The senior citizen also raised his concern on the services that accredited funeral parlors would provide, stressing that such system is prone to corrupt practices.
“Ang akong duda, kon mokuha tag service sa funeral homes unya P8,000 ra na, unya P10,000 ang gihatag sa ila sa government, so naa sila’y sobra nga P2,000. Alang-alang man ila patong ihatag namo. Dili na. Ilaha nato,” said Peregrino.
(I suspect if we get the service of funeral homes and it costs only P8,000, but the government gives them P10,000, it’s not likely they will give the extra P2,000 to us.
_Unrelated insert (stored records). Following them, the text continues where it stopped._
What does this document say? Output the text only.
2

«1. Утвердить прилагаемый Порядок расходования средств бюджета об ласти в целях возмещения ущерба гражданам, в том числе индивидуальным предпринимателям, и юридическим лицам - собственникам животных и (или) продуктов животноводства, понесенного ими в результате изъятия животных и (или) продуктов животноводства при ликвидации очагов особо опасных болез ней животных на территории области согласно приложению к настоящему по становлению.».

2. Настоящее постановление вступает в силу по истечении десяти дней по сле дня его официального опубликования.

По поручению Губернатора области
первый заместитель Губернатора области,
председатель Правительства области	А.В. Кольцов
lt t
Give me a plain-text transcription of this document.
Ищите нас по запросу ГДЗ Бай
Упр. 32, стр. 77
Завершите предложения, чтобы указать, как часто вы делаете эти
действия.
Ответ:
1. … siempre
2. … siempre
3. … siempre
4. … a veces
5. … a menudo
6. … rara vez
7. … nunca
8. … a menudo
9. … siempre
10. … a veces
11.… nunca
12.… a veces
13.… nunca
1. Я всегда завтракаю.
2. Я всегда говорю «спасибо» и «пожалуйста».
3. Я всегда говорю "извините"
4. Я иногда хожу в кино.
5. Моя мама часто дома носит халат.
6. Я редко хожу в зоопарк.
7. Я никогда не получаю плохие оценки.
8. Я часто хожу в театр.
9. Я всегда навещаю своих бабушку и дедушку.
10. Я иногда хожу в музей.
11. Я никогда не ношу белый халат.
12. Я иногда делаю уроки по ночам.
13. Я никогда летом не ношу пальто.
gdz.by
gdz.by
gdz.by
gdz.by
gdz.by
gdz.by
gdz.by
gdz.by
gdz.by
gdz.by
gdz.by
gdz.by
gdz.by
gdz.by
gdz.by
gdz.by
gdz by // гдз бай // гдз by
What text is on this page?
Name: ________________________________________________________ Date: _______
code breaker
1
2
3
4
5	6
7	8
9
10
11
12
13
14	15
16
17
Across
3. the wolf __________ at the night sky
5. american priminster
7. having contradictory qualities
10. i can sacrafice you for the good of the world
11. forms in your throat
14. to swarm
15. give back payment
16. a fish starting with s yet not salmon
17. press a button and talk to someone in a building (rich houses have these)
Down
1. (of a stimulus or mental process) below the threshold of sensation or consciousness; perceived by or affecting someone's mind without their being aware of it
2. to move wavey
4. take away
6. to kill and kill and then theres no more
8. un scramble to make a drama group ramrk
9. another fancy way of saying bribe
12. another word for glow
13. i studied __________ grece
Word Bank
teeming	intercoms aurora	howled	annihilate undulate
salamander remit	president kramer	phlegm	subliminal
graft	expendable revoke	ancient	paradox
No, will keep it for themselves.)
In response, Cuizon urged the beneficiaries to ask for the cost of the coffin.
Apart from that, Peregrino said he is worried that funeral parlors will ask them for payment if the funeral parlors have not yet received the payment from the City Government.
As for Allan Delantar from Barangay Calawisan, he believes it would be best for the burial assistance to go directly to the funeral homes/parlors.
“I agree to that, so that the family will add only a little more for the cost of the coffin because that is always the first problem of the family,” said Delantar in Cebuano.
Cuizon is the chairperson of the committee on social services, senior citizens and persons with disability and the author of Ordinance 16-073-2023, or the “Ordinance Amending Section 5 and Incorporating Additional Provision to the City Ordinance 16-031-2022 or An Ordinance Institutionalizing the Burial Assistance Program for the Indigents of the City of Lapu-Lapu and Providing Funds Thereof.”
The city councilor earlier said they are already working on the provisions on the bidding process since this is treated as a procurement of services.
She said the bids and awards committee (BAC) pointed out the need to follow the procurement process when a draft of the MOA was referred to the City Attorney’s Office for comment last January. The City’s BAC is also chaired by the city attorney.
“I am amenable to the suggestion of the BAC and therefore will amend the ordinance,” she said, adding that the ordinance will be in order if they push for the bidding.
Lawyer Bobit Hiyas, a former city councilor, had pointed out that the ordinance violated the procurement law amid the absence of provisions on public bidding.
Without any public bidding, Hiyas said, there is a chance that City Hall will favor only the funeral homes owned by supporters of the administration.
For his part, lawyer Michael Dignos said he feared that the new system may result in graft and corruption.